Everything that used to be hard can be made softer thanks to the wonderful invention of software.

Some coding here, some coding there, and life will be so adorable that you'll never have to take codeine again.

That's the whole point of the world-bettering Valley. Isn't it?

Yet here we are, cackling into our Chardonnays at yet another tech debacle. This one, perpetrated by the Iowa Democrats and their tech posse, has seen a mere app -- theoretically a simple thing -- heretically failing at the one moment it was needed. To count some numbers, no less.

It may be that, as my colleague Larry Dignan explained, this app's creators didn't follow the best-trodden IT paths. But perhaps someone could remind me: What was so wrong about VVP? Voting Via Papyrus. Oh, it might have been a mite slower. It did seem, though, to offer a certain sort of accuracy.

Moreover, it also offered an actual physical record of how someone might have voted. Unlike, for example, certain voting machines that could be hacked by anyone with a nefarious bent -- and there are whole countries currently hellbent on messing up our lives and rendering us even more bonkers than we already are.

Tech's grand delusion is that everything can be made better by tech. It's astonishingly egotistical and astoundingly inaccurate. It also assumes desires in humans that weren't ever there.

Were we all really craving to shout at machines so that our curtains could be drawn? Were we really desperate to stop driving and allow ourselves to be ferried around in four-wheeled advertising vehicles? You know that's what self-driving cars really are, don't you?

I only ask because I've just been assaulted by an eMarketer report. It reveals that people are generally not allowing Alexa to be their constant, all-purpose servant.

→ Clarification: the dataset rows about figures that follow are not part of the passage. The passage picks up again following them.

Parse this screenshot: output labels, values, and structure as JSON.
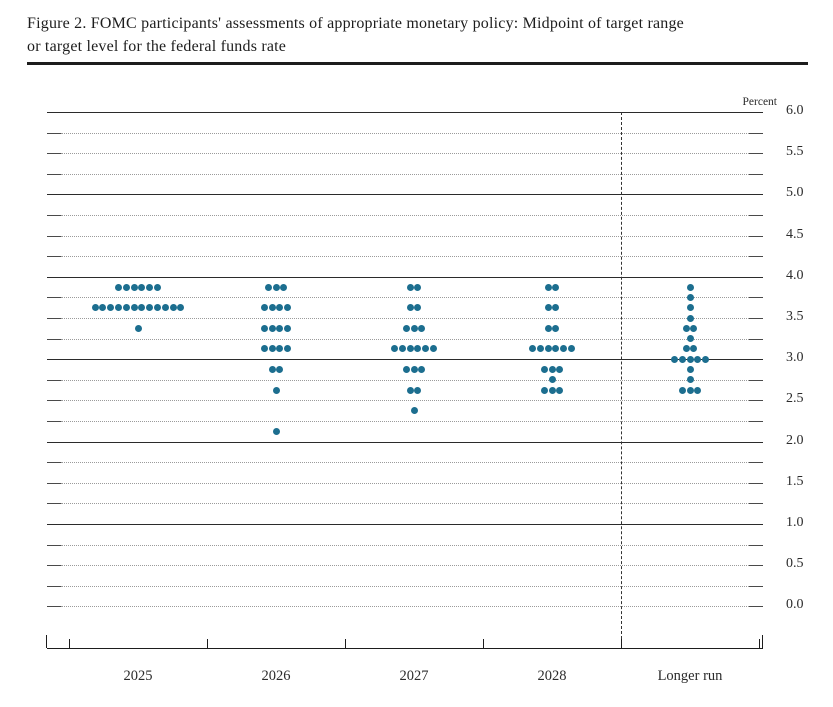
{
  "title": {
    "line1": "Figure 2. FOMC participants' assessments of appropriate monetary policy: Midpoint of target range",
    "line2": "or target level for the federal funds rate"
  },
  "colors": {
    "dot": "#1c6e8f",
    "solid_line": "#2b2b2b",
    "dotted_line": "#9b9b9b",
    "axis": "#1d1d1d"
  },
  "chart_data": {
    "type": "scatter",
    "title": "FOMC participants' assessments of appropriate monetary policy: Midpoint of target range or target level for the federal funds rate",
    "ylabel": "Percent",
    "percent_label": "Percent",
    "ylim": [
      0.0,
      6.0
    ],
    "grid_step": 0.25,
    "solid_gridlines_at": [
      1.0,
      2.0,
      3.0,
      4.0,
      5.0,
      6.0
    ],
    "y_label_step": 0.5,
    "y_tick_labels": [
      "6.0",
      "5.5",
      "5.0",
      "4.5",
      "4.0",
      "3.5",
      "3.0",
      "2.5",
      "2.0",
      "1.5",
      "1.0",
      "0.5",
      "0.0"
    ],
    "legend": "none",
    "grid": "dotted-quarters",
    "separator_after_category": "2028",
    "categories": [
      "2025",
      "2026",
      "2027",
      "2028",
      "Longer run"
    ],
    "series": [
      {
        "name": "2025",
        "distribution": [
          {
            "rate": 3.875,
            "count": 6
          },
          {
            "rate": 3.625,
            "count": 12
          },
          {
            "rate": 3.375,
            "count": 1
          }
        ]
      },
      {
        "name": "2026",
        "distribution": [
          {
            "rate": 3.875,
            "count": 3
          },
          {
            "rate": 3.625,
            "count": 4
          },
          {
            "rate": 3.375,
            "count": 4
          },
          {
            "rate": 3.125,
            "count": 4
          },
          {
            "rate": 2.875,
            "count": 2
          },
          {
            "rate": 2.625,
            "count": 1
          },
          {
            "rate": 2.125,
            "count": 1
          }
        ]
      },
      {
        "name": "2027",
        "distribution": [
          {
            "rate": 3.875,
            "count": 2
          },
          {
            "rate": 3.625,
            "count": 2
          },
          {
            "rate": 3.375,
            "count": 3
          },
          {
            "rate": 3.125,
            "count": 6
          },
          {
            "rate": 2.875,
            "count": 3
          },
          {
            "rate": 2.625,
            "count": 2
          },
          {
            "rate": 2.375,
            "count": 1
          }
        ]
      },
      {
        "name": "2028",
        "distribution": [
          {
            "rate": 3.875,
            "count": 2
          },
          {
            "rate": 3.625,
            "count": 2
          },
          {
            "rate": 3.375,
            "count": 2
          },
          {
            "rate": 3.125,
            "count": 6
          },
          {
            "rate": 2.875,
            "count": 3
          },
          {
            "rate": 2.75,
            "count": 1
          },
          {
            "rate": 2.625,
            "count": 3
          }
        ]
      },
      {
        "name": "Longer run",
        "distribution": [
          {
            "rate": 3.875,
            "count": 1
          },
          {
            "rate": 3.75,
            "count": 1
          },
          {
            "rate": 3.625,
            "count": 1
          },
          {
            "rate": 3.5,
            "count": 1
          },
          {
            "rate": 3.375,
            "count": 2
          },
          {
            "rate": 3.25,
            "count": 1
          },
          {
            "rate": 3.125,
            "count": 2
          },
          {
            "rate": 3.0,
            "count": 5
          },
          {
            "rate": 2.875,
            "count": 1
          },
          {
            "rate": 2.75,
            "count": 1
          },
          {
            "rate": 2.625,
            "count": 3
          }
        ]
      }
    ]
  }
}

The report is headlined: "Purchases Via Smart Speakers Are Not Taking Off." It's a crisis. You mean the minute people need to buy something vital to their lives, like a six-pack of candy bars or a truly soft toilet roll they're not immediate chanting: "Alexa, Snickers, and Charmin now!"?

eMarketer explained that it's lowering its forecast for smart speaker purchases. A mere 26%of smart speaker users are expected to buy via Alexa and the like in 2020. The previous forecast was 27.9% eMarketer puts its sudden pessimism down to smartphones being perfectly convenient ways to tap into our desired products and, oh look, security concerns.

Moreover, too many of these smart speakers don't have screens. And humans, being inadequate types, often like to look at a product before buying it.

Humans also like to take technology and embrace the simpler uses of it. Indeed, eMarketer says it's being more generous with its estimates of people who use Alexa and her friends to listen to audio (81.1%) and making inquiries (78.9%).

eMarketer principal analyst Victoria Petrock offered this slightly sobering thought: "Many consumers don't realize that they need to take extra and more specific steps to utilize all capabilities. Instead, they stick with direct commands to play music, ask about the weather or ask questions, because those are basic to the device."

You'll tell me that, in time, everyone becomes more adept at new technologies. And I'll tell you that's because too many new technologies aim to be all-embracing, forcing consumers to be part of a system, whether they like it or not.

One day, I'm sure humans will be voting via mind-control and shopping with an eye- witch. In our times of painful transition -- from human to robot, that is -- the knee-jerk insistence that an app, a click, and a voice makes everything better simply isn't true.

Sometimes, tech creators, it's worth thinking your products through a little better and for a little longer before releasing them into the world -- and promising you'll just send out a patch if something goes wrong.

And sometimes, you know, people really are perfectly happy the way some things are. Because they just work. You remember Steve Jobs saying that, don't you?